Why innovation matters more than ever for small businesses
By Apollo Njoroge | August 30th 2020
The economic turmoil unleashed by Covid-19 continues to impact businesses globally negatively.
The most affected are micro, small and medium enterprises (MSMEs) which were already under enormous strain even before the pandemic struck.
A survey conducted in April by the International Trade Centre, covering 1,200 businesses in 109 countries showed 67 per cent of small businesses were “strongly affected” by the Covid-19 crisis compared to 42 per cent for large companies.
A more worrying statistic is that one in four MSMEs are likely to close permanently.
A similar survey in Uganda by the Economic Policy Research Centre revealed that MSMEs have suffered a bigger decline in business activity, with some even shutting down due to government instituted lockdowns and other measures to tame Covid-19.
In Kenya, research by the SME Support Centre, an advisory firm, found that half of the small firms polled had recorded a decline in sales with the onset of Covid-19.
Such drastic outcomes for small businesses underscore the urgent need to boost MSMEs’ resilience to the health and economic impacts of the pandemic, with innovation as the key driver of long-term sustainability.
Innovation is primarily about instilling a culture of creativity in the business. As the renowned author Vijay Govindarajan argues, innovation is not so much a technical issue but a state of mind, propelling individuals and organisations towards new ways of doing things.
This implies that businesses need to look beyond new products and technologies as the primary yardstick of innovation to something bigger.
As such, an innovation mindset is one focused on meeting the emerging needs of consumers and the market by harnessing existing or new assets, including people, technology, financing and knowledge.
Various studies have shown that small businesses have an advantage over their larger competitors in that they are more agile and thus able to respond faster to changing market conditions through innovation.
From the trends above, a paradox emerges where small firms are better equipped to quickly cope with market adversity but are also prone to the worst outcomes of disruptive events.
On innovation, MSMEs will need to focus on two key fronts as they adapt to the “new normal” that will define business going forward. First, they will have to navigate the health impact of Covid-19. This means operating safely and delivering value to customers without compromising their health or that of employees.
For example, the owner of a restaurant should focus on innovative ways of maintaining social distance and adhering to hygiene protocols.

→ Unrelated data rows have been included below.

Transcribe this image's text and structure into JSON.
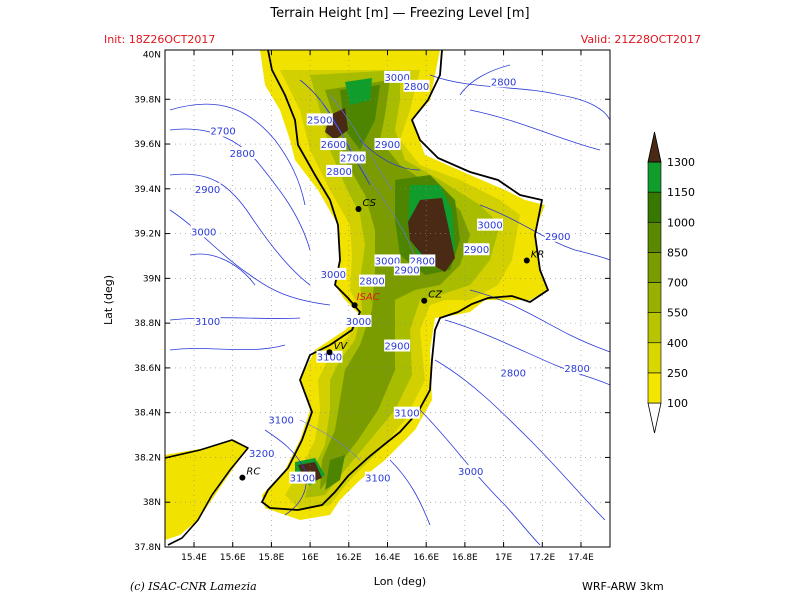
{
  "header": {
    "title": "Terrain Height [m] — Freezing Level [m]",
    "init": "Init: 18Z26OCT2017",
    "valid": "Valid: 21Z28OCT2017"
  },
  "footer": {
    "credit": "(c) ISAC-CNR Lamezia",
    "model": "WRF-ARW 3km"
  },
  "axes": {
    "xlabel": "Lon (deg)",
    "ylabel": "Lat (deg)",
    "lon_ticks": [
      "15.4E",
      "15.6E",
      "15.8E",
      "16E",
      "16.2E",
      "16.4E",
      "16.6E",
      "16.8E",
      "17E",
      "17.2E",
      "17.4E"
    ],
    "lat_ticks": [
      "39.8N",
      "39.6N",
      "39.4N",
      "39.2N",
      "39N",
      "38.8N",
      "38.6N",
      "38.4N",
      "38.2N",
      "38N",
      "37.8N"
    ],
    "lat_top": "40N"
  },
  "legend": {
    "levels": [
      "100",
      "250",
      "400",
      "550",
      "700",
      "850",
      "1000",
      "1150",
      "1300"
    ],
    "colors": [
      "#f5e600",
      "#d8d800",
      "#b8c400",
      "#98b000",
      "#7a9c00",
      "#5a8800",
      "#367800",
      "#119d2c",
      "#4a2a14"
    ]
  },
  "cities": [
    {
      "code": "CS",
      "lon": 16.25,
      "lat": 39.31
    },
    {
      "code": "KR",
      "lon": 17.12,
      "lat": 39.08
    },
    {
      "code": "CZ",
      "lon": 16.59,
      "lat": 38.9
    },
    {
      "code": "ISAC",
      "lon": 16.23,
      "lat": 38.88
    },
    {
      "code": "VV",
      "lon": 16.1,
      "lat": 38.67
    },
    {
      "code": "RC",
      "lon": 15.65,
      "lat": 38.11
    }
  ],
  "freezing_labels": [
    {
      "text": "3000",
      "lon": 16.45,
      "lat": 39.9
    },
    {
      "text": "2800",
      "lon": 16.55,
      "lat": 39.86
    },
    {
      "text": "2500",
      "lon": 16.05,
      "lat": 39.71
    },
    {
      "text": "2800",
      "lon": 17.0,
      "lat": 39.88
    },
    {
      "text": "2700",
      "lon": 15.55,
      "lat": 39.66
    },
    {
      "text": "2800",
      "lon": 15.65,
      "lat": 39.56
    },
    {
      "text": "2600",
      "lon": 16.12,
      "lat": 39.6
    },
    {
      "text": "2700",
      "lon": 16.22,
      "lat": 39.54
    },
    {
      "text": "2900",
      "lon": 16.4,
      "lat": 39.6
    },
    {
      "text": "2800",
      "lon": 16.15,
      "lat": 39.48
    },
    {
      "text": "2900",
      "lon": 15.47,
      "lat": 39.4
    },
    {
      "text": "3000",
      "lon": 15.45,
      "lat": 39.21
    },
    {
      "text": "3000",
      "lon": 16.93,
      "lat": 39.24
    },
    {
      "text": "2900",
      "lon": 17.28,
      "lat": 39.19
    },
    {
      "text": "2900",
      "lon": 16.86,
      "lat": 39.13
    },
    {
      "text": "3000",
      "lon": 16.4,
      "lat": 39.08
    },
    {
      "text": "2800",
      "lon": 16.58,
      "lat": 39.08
    },
    {
      "text": "2900",
      "lon": 16.5,
      "lat": 39.04
    },
    {
      "text": "3000",
      "lon": 16.12,
      "lat": 39.02
    },
    {
      "text": "2800",
      "lon": 16.32,
      "lat": 38.99
    },
    {
      "text": "3100",
      "lon": 15.47,
      "lat": 38.81
    },
    {
      "text": "3000",
      "lon": 16.25,
      "lat": 38.81
    },
    {
      "text": "2900",
      "lon": 16.45,
      "lat": 38.7
    },
    {
      "text": "3100",
      "lon": 16.1,
      "lat": 38.65
    },
    {
      "text": "2800",
      "lon": 17.05,
      "lat": 38.58
    },
    {
      "text": "2800",
      "lon": 17.38,
      "lat": 38.6
    },
    {
      "text": "3100",
      "lon": 16.5,
      "lat": 38.4
    },
    {
      "text": "3100",
      "lon": 15.85,
      "lat": 38.37
    },
    {
      "text": "3200",
      "lon": 15.75,
      "lat": 38.22
    },
    {
      "text": "3000",
      "lon": 16.83,
      "lat": 38.14
    },
    {
      "text": "3100",
      "lon": 16.35,
      "lat": 38.11
    },
    {
      "text": "3100",
      "lon": 15.96,
      "lat": 38.11
    }
  ]
}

But the more important strategic goal here is increasing the number of guests who are convinced it is a safe place where one can regularly dine during this time.

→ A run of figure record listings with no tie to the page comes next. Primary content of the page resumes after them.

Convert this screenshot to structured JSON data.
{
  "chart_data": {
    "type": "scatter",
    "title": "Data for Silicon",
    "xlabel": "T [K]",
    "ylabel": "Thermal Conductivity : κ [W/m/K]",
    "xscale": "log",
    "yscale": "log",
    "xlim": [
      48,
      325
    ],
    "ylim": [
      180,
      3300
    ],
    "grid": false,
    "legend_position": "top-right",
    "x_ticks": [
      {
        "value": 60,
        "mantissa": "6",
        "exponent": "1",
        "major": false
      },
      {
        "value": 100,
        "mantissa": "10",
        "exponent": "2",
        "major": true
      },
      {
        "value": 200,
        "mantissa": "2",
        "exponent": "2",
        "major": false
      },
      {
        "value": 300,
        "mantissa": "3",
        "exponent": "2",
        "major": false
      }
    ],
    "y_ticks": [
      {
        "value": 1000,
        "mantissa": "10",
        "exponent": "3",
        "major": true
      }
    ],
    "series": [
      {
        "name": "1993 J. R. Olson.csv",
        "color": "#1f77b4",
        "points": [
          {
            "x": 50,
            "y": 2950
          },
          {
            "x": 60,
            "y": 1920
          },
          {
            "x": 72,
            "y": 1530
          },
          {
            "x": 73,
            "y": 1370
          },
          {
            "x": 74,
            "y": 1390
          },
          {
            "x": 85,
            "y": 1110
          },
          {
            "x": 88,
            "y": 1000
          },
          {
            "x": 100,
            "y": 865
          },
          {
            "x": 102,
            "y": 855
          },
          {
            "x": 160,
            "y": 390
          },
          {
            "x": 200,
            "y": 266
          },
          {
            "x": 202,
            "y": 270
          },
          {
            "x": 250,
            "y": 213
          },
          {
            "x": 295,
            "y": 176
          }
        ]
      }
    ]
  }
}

Also, businesses that relied on customers visiting their premises will have to find ways of engaging clients who are now spending more time at home.
This will certainly require innovative digital platforms that enable clients to order and pay for goods and services online.
When all is said and done, MSMEs should prioritise innovation as a key survival, recovery and growth strategy since Covid-19 will be around for a while.
- The writer is the CEO of Faulu Microfinance Bank.